John buscó un piso en las afueras de Solihull, en una zona de la ciudad muy poco de moda. Estaba bien situado, cerca de una fábrica en la que debía fichar a las ocho de la mañana de lunes a sábado, mientras continuara de prácticas.
John no se molestó en precisar a su madre los detalles de lo que hacía Reynolds and Company, pues fabricar ruedas para la cercana planta de automóviles de Longbridge no tenía el mismo prestigio que ser un artista de avant garde residente en el bohemio Chelsea.
Si bien John vio poco a su hermano durante el tiempo que Robin pasó en la Slade, siempre viajaba a Londres para ver las exposiciones de fin de curso.
Durante el primer curso, los estudiantes eran invitados a exponer dos de sus obras, y John admitió, solo para sí, que en lo tocante a los esfuerzos de su hermano, no le interesaba ninguna de ambas. Eso sí, aceptaba que no sabía nada de arte. Cuando dio la impresión de que las críticas coincidían con la opinión de John, su madre explicó que Robin se había adelantado a su tiempo, y le aseguró que no pasaría mucho tiempo antes de que el resto del mundo llegara a la misma conclusión. También indicó que las dos obras se habían vendido el día de la inauguración, e insinuó que se las había quedado un coleccionista muy famoso, que reconocía un nuevo talento en cuanto lo veía.
John no tuvo oportunidad de sostener una larga conversación con su hermano, que parecía preocupado, pero regresó a Birmingham aquella noche con dos libras menos en el billetero de las que tenía al llegar.

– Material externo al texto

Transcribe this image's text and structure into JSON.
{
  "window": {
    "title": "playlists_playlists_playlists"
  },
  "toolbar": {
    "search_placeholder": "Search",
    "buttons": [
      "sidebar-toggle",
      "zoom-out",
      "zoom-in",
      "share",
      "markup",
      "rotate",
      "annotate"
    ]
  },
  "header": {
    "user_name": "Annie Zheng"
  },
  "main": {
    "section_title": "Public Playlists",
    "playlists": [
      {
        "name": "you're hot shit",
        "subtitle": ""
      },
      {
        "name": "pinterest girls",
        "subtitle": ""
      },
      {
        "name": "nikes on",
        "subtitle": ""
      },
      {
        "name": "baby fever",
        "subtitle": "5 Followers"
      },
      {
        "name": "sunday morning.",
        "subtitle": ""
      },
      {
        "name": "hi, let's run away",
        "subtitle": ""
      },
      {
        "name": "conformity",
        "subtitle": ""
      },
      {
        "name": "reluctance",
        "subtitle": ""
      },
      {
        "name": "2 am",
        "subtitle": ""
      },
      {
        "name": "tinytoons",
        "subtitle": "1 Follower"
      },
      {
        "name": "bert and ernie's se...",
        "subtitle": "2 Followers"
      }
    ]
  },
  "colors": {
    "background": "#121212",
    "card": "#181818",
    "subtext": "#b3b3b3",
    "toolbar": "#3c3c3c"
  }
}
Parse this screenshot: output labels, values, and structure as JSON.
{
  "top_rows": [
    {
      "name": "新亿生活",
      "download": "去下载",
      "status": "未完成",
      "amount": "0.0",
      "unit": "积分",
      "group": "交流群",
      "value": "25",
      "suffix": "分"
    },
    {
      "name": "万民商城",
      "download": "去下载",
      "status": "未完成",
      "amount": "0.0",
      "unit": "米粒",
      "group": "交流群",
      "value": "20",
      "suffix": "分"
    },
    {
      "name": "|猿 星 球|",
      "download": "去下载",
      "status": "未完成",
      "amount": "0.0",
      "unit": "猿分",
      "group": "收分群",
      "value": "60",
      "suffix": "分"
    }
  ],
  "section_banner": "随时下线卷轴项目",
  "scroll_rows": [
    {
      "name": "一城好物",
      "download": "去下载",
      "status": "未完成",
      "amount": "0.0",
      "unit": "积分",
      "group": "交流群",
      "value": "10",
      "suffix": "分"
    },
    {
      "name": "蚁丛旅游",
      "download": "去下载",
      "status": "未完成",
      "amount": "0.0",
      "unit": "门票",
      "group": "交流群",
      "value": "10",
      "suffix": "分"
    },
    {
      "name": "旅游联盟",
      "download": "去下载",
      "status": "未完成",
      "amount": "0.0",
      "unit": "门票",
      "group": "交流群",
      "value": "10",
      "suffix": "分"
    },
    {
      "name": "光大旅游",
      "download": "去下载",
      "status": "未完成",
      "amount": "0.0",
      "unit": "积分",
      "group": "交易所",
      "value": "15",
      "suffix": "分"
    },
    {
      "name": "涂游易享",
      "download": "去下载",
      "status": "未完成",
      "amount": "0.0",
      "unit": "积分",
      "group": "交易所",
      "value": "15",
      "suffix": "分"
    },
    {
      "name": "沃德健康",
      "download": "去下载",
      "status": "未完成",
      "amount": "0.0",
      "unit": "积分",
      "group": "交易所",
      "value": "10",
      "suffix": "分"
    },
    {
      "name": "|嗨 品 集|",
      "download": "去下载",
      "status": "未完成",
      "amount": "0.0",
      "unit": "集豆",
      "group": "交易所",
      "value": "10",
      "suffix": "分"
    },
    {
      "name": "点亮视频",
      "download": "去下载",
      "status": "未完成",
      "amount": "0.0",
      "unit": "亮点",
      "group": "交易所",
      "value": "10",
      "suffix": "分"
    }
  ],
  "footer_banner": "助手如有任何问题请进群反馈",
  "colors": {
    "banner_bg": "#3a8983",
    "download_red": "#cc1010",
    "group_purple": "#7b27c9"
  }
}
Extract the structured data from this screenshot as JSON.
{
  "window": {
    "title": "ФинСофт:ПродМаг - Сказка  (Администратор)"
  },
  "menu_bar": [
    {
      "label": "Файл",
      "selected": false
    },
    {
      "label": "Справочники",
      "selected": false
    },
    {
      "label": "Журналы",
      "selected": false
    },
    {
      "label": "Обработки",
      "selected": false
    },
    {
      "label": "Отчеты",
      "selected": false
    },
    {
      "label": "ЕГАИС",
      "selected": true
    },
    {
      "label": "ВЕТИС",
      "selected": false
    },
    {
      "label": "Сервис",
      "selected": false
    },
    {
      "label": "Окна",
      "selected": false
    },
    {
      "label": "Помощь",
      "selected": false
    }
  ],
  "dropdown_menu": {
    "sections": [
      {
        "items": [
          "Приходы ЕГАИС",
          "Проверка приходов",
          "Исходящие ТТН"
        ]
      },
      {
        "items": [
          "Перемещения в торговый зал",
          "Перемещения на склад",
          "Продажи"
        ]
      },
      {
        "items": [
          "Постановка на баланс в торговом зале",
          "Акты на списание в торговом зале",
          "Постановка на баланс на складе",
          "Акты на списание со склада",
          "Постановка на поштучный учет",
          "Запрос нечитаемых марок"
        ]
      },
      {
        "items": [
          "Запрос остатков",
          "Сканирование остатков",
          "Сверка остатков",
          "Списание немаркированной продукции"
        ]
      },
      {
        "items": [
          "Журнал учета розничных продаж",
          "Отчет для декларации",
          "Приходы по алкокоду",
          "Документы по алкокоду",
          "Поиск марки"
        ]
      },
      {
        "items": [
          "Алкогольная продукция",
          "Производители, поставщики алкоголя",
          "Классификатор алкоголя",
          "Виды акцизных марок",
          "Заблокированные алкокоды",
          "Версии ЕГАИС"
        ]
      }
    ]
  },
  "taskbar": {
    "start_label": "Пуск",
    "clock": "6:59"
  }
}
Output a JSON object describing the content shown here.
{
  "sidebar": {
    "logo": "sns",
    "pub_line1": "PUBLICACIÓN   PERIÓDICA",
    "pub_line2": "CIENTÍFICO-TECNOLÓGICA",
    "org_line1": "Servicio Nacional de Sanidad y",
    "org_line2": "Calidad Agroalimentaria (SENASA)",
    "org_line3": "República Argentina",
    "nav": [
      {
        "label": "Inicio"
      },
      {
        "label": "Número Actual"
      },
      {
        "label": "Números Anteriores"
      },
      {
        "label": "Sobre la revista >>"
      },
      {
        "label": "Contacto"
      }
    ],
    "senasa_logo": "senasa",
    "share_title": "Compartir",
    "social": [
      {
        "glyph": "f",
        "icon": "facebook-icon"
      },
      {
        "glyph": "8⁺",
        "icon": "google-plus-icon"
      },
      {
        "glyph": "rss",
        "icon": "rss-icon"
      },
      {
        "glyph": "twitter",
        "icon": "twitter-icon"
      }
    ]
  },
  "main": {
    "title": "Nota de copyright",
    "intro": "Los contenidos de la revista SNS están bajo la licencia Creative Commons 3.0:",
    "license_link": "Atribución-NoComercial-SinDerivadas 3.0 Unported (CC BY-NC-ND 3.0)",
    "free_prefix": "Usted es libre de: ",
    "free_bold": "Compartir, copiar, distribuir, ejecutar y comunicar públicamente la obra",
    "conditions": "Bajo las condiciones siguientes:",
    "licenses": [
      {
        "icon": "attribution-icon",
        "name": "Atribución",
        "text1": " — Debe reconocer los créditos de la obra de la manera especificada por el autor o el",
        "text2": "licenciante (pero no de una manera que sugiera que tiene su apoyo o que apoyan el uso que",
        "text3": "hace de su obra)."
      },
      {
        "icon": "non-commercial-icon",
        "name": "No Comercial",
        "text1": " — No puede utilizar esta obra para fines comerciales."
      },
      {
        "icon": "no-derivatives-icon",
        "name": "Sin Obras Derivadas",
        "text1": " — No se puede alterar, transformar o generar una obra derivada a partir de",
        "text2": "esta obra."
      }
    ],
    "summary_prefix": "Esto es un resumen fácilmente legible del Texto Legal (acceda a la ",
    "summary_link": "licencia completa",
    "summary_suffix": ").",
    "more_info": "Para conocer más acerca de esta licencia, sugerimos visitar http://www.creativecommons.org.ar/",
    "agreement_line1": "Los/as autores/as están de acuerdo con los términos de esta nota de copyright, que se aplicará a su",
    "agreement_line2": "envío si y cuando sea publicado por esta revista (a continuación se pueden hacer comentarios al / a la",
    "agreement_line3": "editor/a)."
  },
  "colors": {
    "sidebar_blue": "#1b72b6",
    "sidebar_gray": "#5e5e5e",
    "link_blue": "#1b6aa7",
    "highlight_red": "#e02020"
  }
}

Al final de su segundo año, Robin expuso dos nuevos cuadros en la exposición de final de curso: Cuchillo y tenedor en el espacio y Dolores de muerte. John se alejó unos pasos de las telas, y sintió alivio al descubrir que las demás personas que contemplaban la obra de su hermano parecían igualmente perplejas, sobre todo por los dos puntos rojos que estaban al lado desde el día de la inauguración.
Encontró a su madre sentada en una esquina de la sala, explicando a Miriam por qué Robin no había ganado el premio del segundo año. Aunque su entusiasmo por la obra de Robin no había disminuido un ápice,John pensó que parecía más frágil que la última vez que la había visto.
– ¿Cómo te va, John? -preguntó Miriam cuando vio a su sobrino.
– Me han nombrado gerente en prácticas, tía Miriam -contestó, en el momento que Robin se reunía con ellos.
– ¿Por qué no vienes con nosotros a cenar? -sugirió Robin-. Te proporcionará la oportunidad de conocer a algunos de mis amigos.
La invitación conmovió a John, hasta que dejaron ante él la cuenta de los siete.
– No tardaré mucho en poder invitarte al Ritz -anunció Robin después de que se hubiera consumido la sexta botella de vino.
Sentado en un compartimiento de tercera clase, en el viaje de regreso a Birmingham New Street, John dio gracias por haber comprado un billete de vuelta, pues después de haber prestado cinco libras a su hermano, su billetero estaba vacío.
John no volvió a Londres hasta la graduación de Robin. Su madre había escrito para insistirle en que asistiera, pues se anunciarían todos los ganadores de premios, y había oído el rumor de que Robin se contaría entre ellos.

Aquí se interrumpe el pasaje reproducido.